Saturday November 21, 2009

sagacious [suh-GAY-shus]

adjective

  1. Having or showing keen discernment and sound judgment; wise; farsighted.
  • "For six years, we also had a special link - direct access through a door that linked our two offices. Not once did we disagree on her selection of pieces for Commentary. Invariably ahead of the news, Mary Lou was prescient, intuitive, sagacious and indefatigable. She was also a good and dear friend."
    Donald Lambro, "Pulitzer-winning journalist Mary Lou Forbes dies at 83; Editor of Times' Commentary pages", Washington Times, Jun 29, 2009
  • Sagacious advice aside, I'm cynically hard-wired to see this book as nothing more than a crass money-maker hastily launched to capitalize on the attention garnered by Wallace's sudden and shocking death.
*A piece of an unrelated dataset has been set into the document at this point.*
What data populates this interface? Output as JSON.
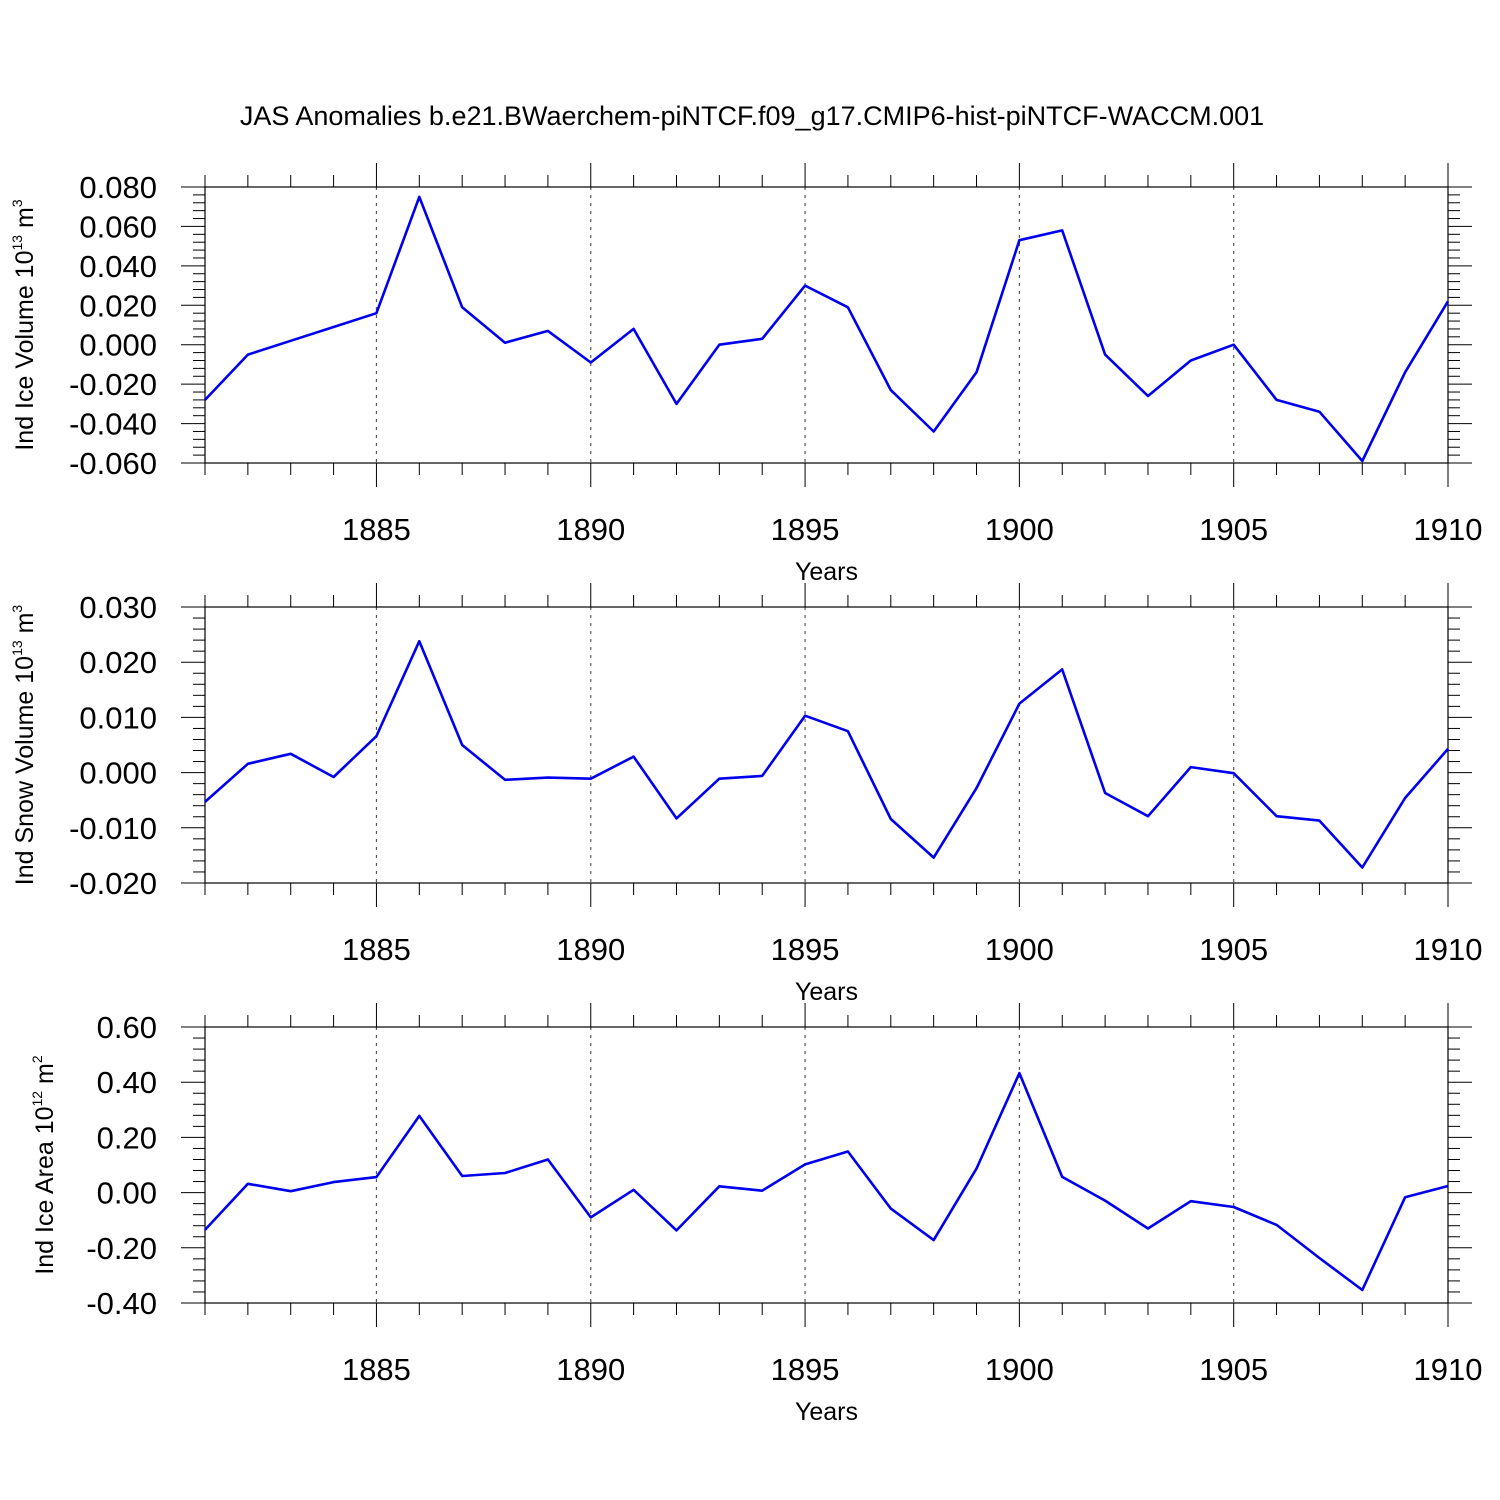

That Little, Brown recently announced that it will also publish Wallace's unfinished novel, The Pale King , in the spring of 2010 galvanizes my cynicism.
    Tim Jacobs, "Wisdom v. opportunism", The Globe and Mail, Apr 18, 2009
  • From her very infancy she doubted, for example, the widely accepted theory that the moon was composed of green cheese; and this heresy was the first intima­tion her parents had of the sceptical turn of her mind. Of course her parents were vastly annoyed, for their maturer natures saw that this youthful scepti­cism portended serious, if not fatal, conse­quences. Yet all in vain did the sagacious couple reason and plead with their headstrong and heretical child.
    Eugene Field (1850 - 1895) An American writer. The Mouse and The Moonbeam (1919)

Origin of the Word

Sagacious, approximately 1607, derives from Latin sagax, "of quick perception."